Für Landsberg am Lech war der Dreißigjährig ein Desaster. Die Stadtverlebte ein regelrechtes Massaker in der Nacht vom 19. auf den 20. April 1633. Auf Befehl des Herzogs Bernhard von Sachsen-Weimar stürmten die auf protestantischer Seite kämpfenden Truppen den Ort und metzelten in der Folge alle Bewohner bis auf 500 Rekruten nieder, die sich ihnen anschlossen. In den beiden letzten Jahren des 1618 begonnenen Kriegs sank die Einwohnerzahl von 650 auf 202.

Das zweite Datum, mit dem Landsberg sich in die Geschichtsbücher unauslöschlich eingetragen hat, liegt im Jahr 1924. Adolf Hitler verbüßte in der Landsberger Festung eine Haftstrafe und nutzte diese Zeit, „Mein Kampf“ zu schreiben.
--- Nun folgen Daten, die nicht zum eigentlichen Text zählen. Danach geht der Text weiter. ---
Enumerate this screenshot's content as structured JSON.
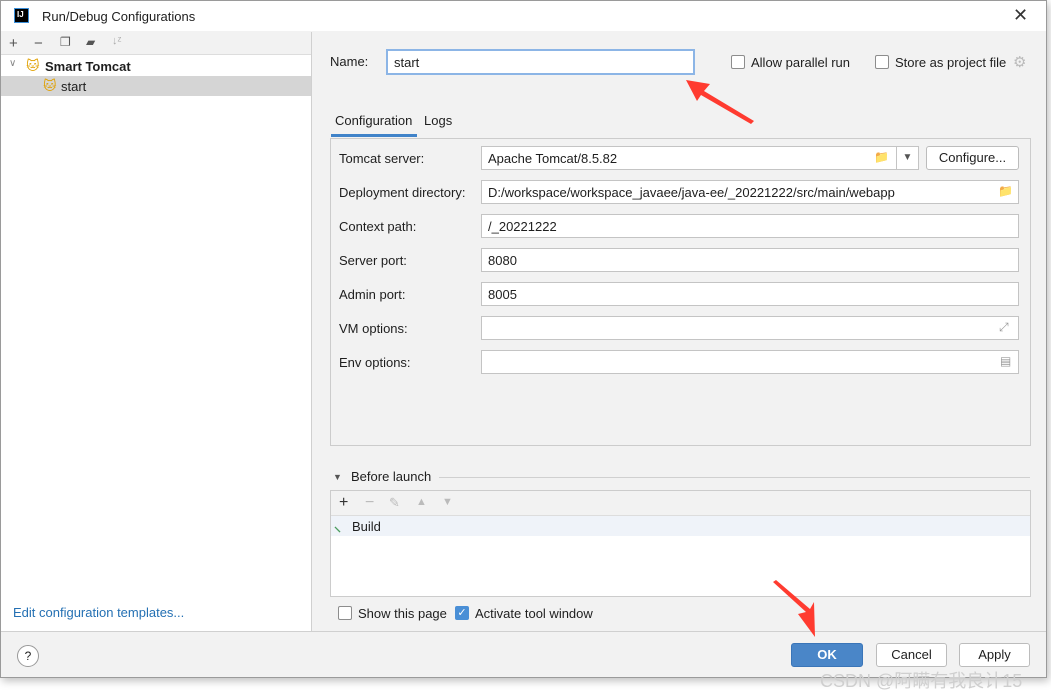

Hätte man doch nur seine niedergeschriebenen Gedanken zur Herrenrasse, zum Krieg, zur Judenvernichtung aufmerksam gelesen, wieviel Leid wäre Europa und Teilen der Welt erspart geblieben. Mitnichten, im Gegenteil, man nahm „Mein Kampf“ nicht zur Kenntnis.

Zwischen 1937 und 1945 stilisierte sich Landsberg am Lech mit der „Hitlerzelle“, neben München und Nürnberg, als dritte zentrale Stätte des Nationalsozialismus. Es wurde mit der Verleihung des höchst fragwürdigen Titels „Landsberg – Stadt der Jugend“ als Treffpunkt der Hitler-Jugend bekannt gemacht und steht als diese Stadt der nationalsozialistischen Bewegung im Buch der Geschichte und nicht als Zelle des Widerstands.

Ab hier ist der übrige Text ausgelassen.